SAN FRANCISCO. Jimmy Wales believes that freedom and security go hand in hand. That's the sentiment that Wales used to open his keynote at the RSA Conference on Wednesday.
Wales is the creator of Wikipedia, the global open source encyclopedia that is used by hundreds of millions of people every day. The original concept behind Wikipedia is all about giving all people free access to the sum of human knowledge.
"What is the sum of all human knowledge?" Wales asked. "It's a basic summary, not a book length treatment but it's also not a travel guide."
In the past 12 years since Wikipedia was founded, the open source community that contributes to Wikipedia has written just over 24 million articles in 285 languages.
While the name Wikipedia has become well known in the English lexicon, it's still not quite as well known in China.
During his keynote, Wales showed pictures of restaurant menus from China that had the name Wikipedia as the name of food items. For example, Wikipedia with noodles.
Why is that the case? Wales has at least on theory.

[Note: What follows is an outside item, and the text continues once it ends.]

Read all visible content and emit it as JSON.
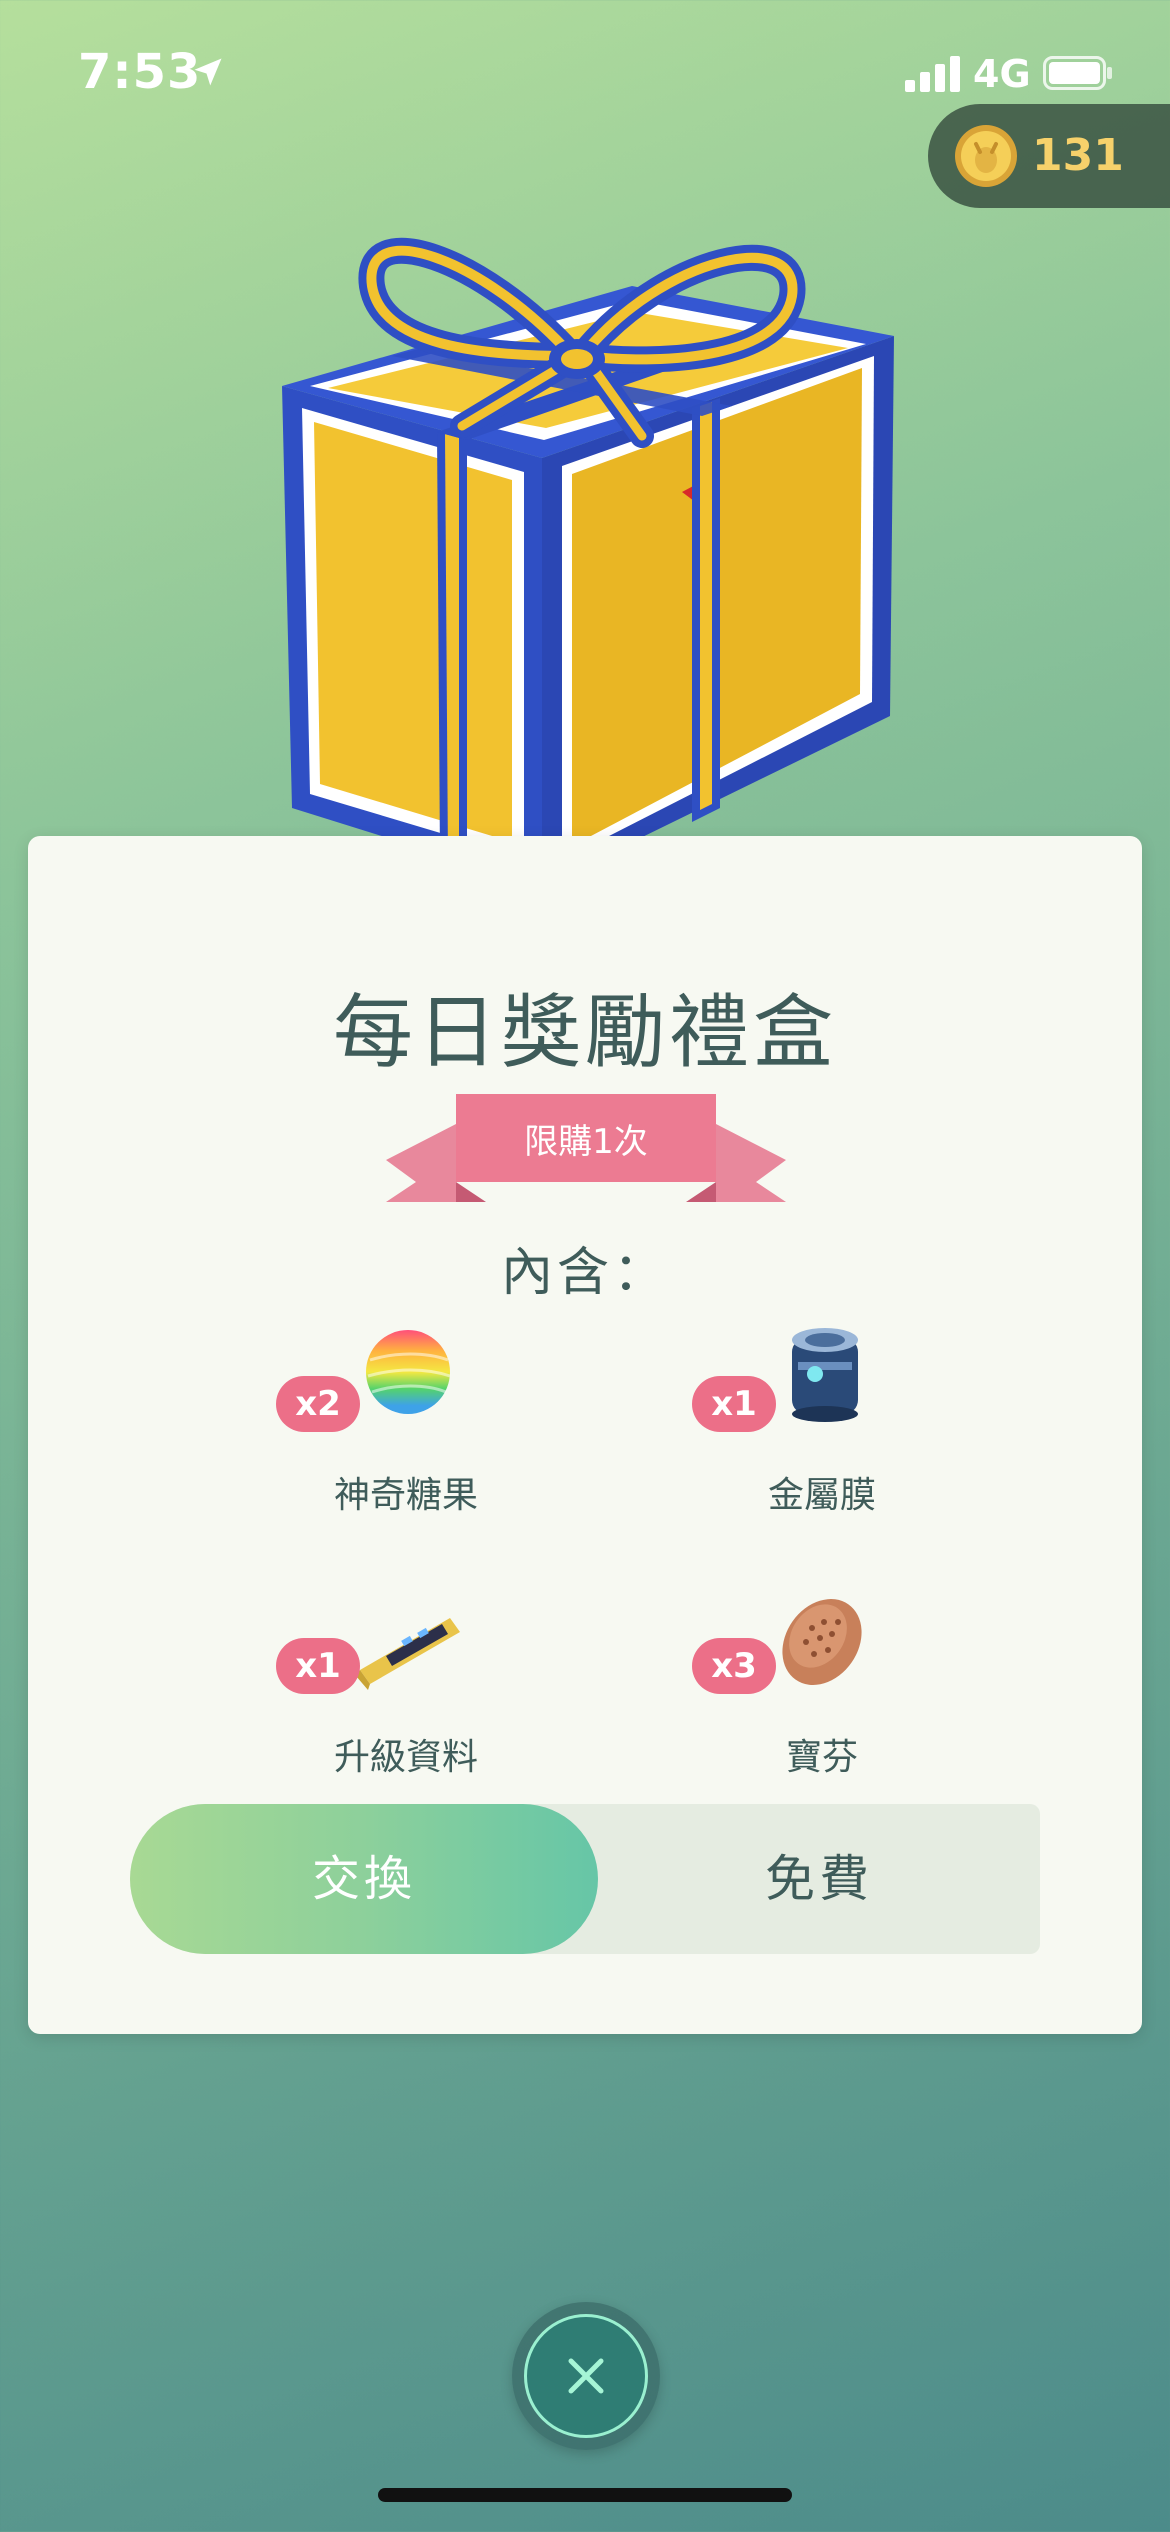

"For anything you type into a search engine, what's the first thing that comes up?" Wales remarked. "So how do you say the name of this mushroom in English? Wikipedia."
The types of things that people are searching for varies from country to country. Wales took a humorous slant on what those variants might be all about.
"Germans are the most interested in geography… I'm just saying," Wales said as the audience politely smirked. "I don't make that joke in Germany."
Sex is also a popular topic as people do turn to Wikipedia for information.
"Sex is in the top group of searches for all languages, except for French and Spanish," Wales said. "Why is that? Well, the French and the Spanish are actually having sex while the rest of us are just reading about it on the Internet."
The basic principles that enable Wikipedia's successful operation are relatively straightforward. The first key item detailed by Wales is that that there is a Neutral Point of View (NPOV).
"Wikipedia itself shouldn't take a stand on any controversial issue," Wales said. "We are not telling people what to think, we want to give people the range of information so they can make their own decisions."